Identifying Protein Features and Pathways Responsible for Toxicity using Machine learning, CANDO, and Tox21 datasets: Implications for Predictive Toxicology

Abstract

AbstractHumans are exposed to numerous compounds daily, some of which have adverse effects on health. Computational approaches for modeling toxicological data in conjunction with machine learning algorithms have gained popularity over the last few years. Machine learning methods have been used to predict toxicity-related biological activities using chemical structure descriptors. However, toxicity-related proteomic features have not been fully investigated. In this study, we construct a computational model using machine learning for selecting the most important proteins representing features in predicting the toxicity of the compounds in the Tox21 dataset using the multiscale Computational Analysis of Novel Drug Opportunities (CANDO) platform for therapeutic discovery. Tox21 is a highly imbalanced dataset consisting of twelve in vitro assays, seven from the nuclear receptor (NR) signaling pathway and five from the stress response (SR) pathway, for more than 10,000 compounds.
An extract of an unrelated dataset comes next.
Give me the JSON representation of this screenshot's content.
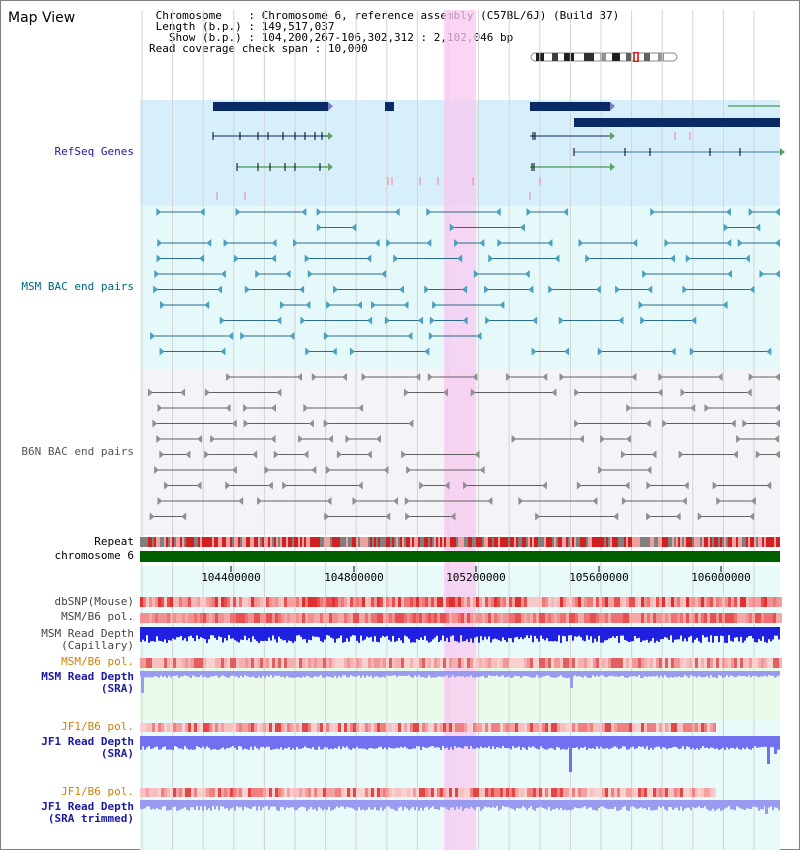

For our computational model, we employed a random forest (RF) with the combination of Synthetic Minority Oversampling Technique (SMOTE) and Edited Nearest Neighbor (ENN) method, aka SMOTE+ENN, which is resampling method to balance the activity class distribution. Within the NR and SR pathways, the activity of the aryl hydrocarbon receptor (NR-AhR), toxicity mediating transcription factor, and mitochondrial membrane potential (SR-MMP) were two of the top-performing twelve toxicity endpoints with AUROCs of 0.90 and 0.92, respectively. The top extracted features for evaluating compound toxicity were passed into enrichment analysis to highlight the implicated biological pathways and proteins. We validated our enrichment results for the activity of the AhR using a thorough literature search. Our case study showed that the selected enriched pathways and proteins from our computational pipeline are not only correlated with NR-AhR toxicity but also form a cascading upstream/downstream arrangement. Our work elucidates significant relationships between protein and compound interactions computed using CANDO and the associated biological pathways to which the proteins belong, with twelve toxicity endpoints. This novel study uses machine learning not only to predict and understand toxicity but also elucidates therapeutic mechanisms at a proteomic level for a variety of toxicity endpoints.